Graff war ein geselliger Typ. Er pflegte Freundschaften mit vielen seiner von ihm porträtierten Persönlichkeiten, Geschäftspartnern und Kollegen. Darunter der polnische Kupferstecher Daniel Chodowiecki, die Schweizer Maler Salomon Gessner und Adrian Zingg[7] und den sächsischen Kupferstecher Johann Friedrich Bause. Bause reproduzierte viele der Porträts von Graff als Radierungen.[2] Diese machten sowohl den Namen wie auch das künstlerische Werk von Graff einer breiten Bevölkerungsschicht bekannt.[2]

Graff reiste oft nach Leipzig und Berlin. Sein Schwiegervater, Johann Georg Sulzer, machte ihn mit Persönlichkeiten des preussischen Hofs bekannt. Graff erfreute sich innert kürzester Zeit grosser Beliebtheit bei Hofe und gewann viele Kunden. Er hatte nie vergessen, mit wie viel Wohlwollen er in der preussischen Gesellschaft aufgenommen wurde. Seine 1778 verfasste Autobiographie beendete er mit dem Satz: “Berlin verdanke ich viel”.[8]

Am 16. Oktober 1771 heiratete Graff die Tochter von Johann Georg Sulzer, Elisabeth Sophie Augusta.[9] Graff und seine Ehefrau Elisabeth hatten 4 Kinder. Seine erste Tochter, Johanna Catharina Henrietta, starb bald nach der Geburt.

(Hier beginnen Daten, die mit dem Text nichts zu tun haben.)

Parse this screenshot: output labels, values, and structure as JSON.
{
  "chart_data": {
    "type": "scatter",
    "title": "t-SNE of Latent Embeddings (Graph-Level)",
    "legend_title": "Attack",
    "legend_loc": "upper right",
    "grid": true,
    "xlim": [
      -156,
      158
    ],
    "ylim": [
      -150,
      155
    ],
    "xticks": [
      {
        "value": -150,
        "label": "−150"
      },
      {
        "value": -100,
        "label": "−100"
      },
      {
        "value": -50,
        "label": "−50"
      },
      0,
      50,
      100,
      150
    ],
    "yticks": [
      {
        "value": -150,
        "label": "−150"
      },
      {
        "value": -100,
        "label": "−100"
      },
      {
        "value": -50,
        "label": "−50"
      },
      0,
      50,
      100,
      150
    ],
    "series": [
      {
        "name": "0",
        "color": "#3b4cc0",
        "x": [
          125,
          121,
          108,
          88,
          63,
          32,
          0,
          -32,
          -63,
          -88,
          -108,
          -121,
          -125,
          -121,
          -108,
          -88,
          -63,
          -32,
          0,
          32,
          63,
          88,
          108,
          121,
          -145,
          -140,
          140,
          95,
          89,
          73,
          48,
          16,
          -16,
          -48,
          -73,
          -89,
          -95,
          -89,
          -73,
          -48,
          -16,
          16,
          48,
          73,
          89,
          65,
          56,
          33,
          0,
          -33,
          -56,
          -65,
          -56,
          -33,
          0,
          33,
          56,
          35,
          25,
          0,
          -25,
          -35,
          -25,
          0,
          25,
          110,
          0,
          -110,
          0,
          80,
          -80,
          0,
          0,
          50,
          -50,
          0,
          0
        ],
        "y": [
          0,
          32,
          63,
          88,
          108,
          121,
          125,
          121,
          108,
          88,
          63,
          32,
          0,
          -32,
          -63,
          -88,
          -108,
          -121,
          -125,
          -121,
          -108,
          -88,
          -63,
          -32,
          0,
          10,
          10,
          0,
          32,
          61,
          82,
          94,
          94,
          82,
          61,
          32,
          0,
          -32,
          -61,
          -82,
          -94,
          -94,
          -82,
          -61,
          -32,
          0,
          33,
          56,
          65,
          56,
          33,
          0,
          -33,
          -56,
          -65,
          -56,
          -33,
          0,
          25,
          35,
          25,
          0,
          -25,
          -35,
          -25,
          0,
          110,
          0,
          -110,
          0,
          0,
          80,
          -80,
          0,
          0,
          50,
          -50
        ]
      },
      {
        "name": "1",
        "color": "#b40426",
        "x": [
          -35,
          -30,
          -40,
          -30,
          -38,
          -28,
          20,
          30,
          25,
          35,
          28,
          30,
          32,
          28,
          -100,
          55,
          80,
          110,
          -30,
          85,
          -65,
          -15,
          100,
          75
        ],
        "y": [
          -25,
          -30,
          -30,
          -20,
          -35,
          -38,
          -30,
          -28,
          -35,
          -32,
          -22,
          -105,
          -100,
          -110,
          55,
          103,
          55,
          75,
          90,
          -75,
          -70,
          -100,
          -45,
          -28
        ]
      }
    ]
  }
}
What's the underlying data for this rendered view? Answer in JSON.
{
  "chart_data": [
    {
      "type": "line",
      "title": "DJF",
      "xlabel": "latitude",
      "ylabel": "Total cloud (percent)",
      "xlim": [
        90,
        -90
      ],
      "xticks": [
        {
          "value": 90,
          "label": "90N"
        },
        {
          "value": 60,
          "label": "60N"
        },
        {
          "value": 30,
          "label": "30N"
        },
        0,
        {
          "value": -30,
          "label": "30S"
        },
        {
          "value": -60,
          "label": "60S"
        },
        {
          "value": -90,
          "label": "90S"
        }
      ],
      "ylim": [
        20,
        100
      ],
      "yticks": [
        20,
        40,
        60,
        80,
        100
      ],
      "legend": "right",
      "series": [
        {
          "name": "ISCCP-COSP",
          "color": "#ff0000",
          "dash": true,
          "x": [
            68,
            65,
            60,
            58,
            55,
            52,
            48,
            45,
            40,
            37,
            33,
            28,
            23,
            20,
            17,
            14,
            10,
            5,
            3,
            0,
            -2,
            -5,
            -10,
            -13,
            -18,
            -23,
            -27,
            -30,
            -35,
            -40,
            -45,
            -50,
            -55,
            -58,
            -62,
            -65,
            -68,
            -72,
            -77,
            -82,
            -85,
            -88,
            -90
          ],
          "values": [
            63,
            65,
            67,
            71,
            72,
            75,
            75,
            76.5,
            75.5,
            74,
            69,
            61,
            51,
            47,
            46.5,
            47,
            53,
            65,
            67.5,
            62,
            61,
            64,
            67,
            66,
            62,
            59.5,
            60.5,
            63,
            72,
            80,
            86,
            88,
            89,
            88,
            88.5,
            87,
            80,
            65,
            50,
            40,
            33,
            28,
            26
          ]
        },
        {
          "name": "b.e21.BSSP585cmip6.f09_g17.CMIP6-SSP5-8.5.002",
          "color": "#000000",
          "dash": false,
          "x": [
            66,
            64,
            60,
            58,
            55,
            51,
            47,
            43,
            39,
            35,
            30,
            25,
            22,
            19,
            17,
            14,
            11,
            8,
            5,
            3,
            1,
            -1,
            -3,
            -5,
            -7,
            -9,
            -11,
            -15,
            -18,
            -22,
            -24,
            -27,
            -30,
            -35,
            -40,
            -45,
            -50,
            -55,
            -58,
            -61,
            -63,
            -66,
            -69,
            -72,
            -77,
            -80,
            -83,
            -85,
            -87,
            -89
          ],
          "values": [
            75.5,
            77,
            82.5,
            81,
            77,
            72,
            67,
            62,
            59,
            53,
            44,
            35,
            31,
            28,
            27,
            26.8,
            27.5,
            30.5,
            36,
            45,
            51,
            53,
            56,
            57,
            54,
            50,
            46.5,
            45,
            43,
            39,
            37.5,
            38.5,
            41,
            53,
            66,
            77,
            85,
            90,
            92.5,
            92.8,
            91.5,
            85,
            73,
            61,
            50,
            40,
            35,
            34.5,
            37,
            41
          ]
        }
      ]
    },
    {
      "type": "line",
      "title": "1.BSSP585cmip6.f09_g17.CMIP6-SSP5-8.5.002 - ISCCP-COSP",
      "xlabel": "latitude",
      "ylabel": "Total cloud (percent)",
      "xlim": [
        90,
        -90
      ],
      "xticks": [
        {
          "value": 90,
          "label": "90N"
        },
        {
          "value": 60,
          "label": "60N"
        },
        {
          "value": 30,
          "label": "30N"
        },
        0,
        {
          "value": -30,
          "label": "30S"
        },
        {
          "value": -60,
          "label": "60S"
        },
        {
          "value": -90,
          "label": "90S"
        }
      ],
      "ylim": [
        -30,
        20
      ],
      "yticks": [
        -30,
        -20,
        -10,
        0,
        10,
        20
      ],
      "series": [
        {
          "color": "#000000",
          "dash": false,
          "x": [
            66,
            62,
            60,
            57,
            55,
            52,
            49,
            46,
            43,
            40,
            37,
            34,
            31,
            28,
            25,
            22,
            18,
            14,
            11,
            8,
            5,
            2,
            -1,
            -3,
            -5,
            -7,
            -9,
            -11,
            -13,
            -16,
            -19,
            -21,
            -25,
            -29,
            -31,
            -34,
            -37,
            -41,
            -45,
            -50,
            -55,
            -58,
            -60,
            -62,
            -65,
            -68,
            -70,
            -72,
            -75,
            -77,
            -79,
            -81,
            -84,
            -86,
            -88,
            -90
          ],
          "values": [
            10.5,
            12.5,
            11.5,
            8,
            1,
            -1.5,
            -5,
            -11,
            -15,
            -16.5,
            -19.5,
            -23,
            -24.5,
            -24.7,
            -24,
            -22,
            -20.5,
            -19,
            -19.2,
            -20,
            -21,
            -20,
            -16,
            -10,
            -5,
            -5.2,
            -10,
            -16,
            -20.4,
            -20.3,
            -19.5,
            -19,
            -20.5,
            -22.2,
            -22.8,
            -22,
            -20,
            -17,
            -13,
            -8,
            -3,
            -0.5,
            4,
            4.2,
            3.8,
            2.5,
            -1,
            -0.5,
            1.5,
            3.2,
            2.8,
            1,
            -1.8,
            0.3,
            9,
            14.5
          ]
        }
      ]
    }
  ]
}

Sein zweiter Sohn Georg starb 1801. 1803 wurde Graff wegen eines grauen Stars operiert.[10] Seine Ehefrau Elisabeth starb 1812. Anton Graff selbst starb am 22. Juni 1813 abends gegen 8 Uhr nach 12-tägiger Krankheit am Nervenfieber, 76 Jahr, 7 Monathe alt, wie es in der in der Leipziger Zeitung veröffentlichten Anzeige hiess mit der Caroline Susanne und Carl Anton das Ableben ihres Vaters bekannt gaben.[10] Graff hinterliess seinen beiden überlebenden Kindern Caroline Susanne (sie heiratete den Maler Karl Ludwig Kaaz, einen Schüler von Graff) und Carl Anton (er wurde Landschaftsmaler) ein Vermögen von 40'000 Talern.[10] Graff wurde auf dem ersten Johannisfriedhof in Dresden beigesetzt. Sein Grab ist nicht erhalten.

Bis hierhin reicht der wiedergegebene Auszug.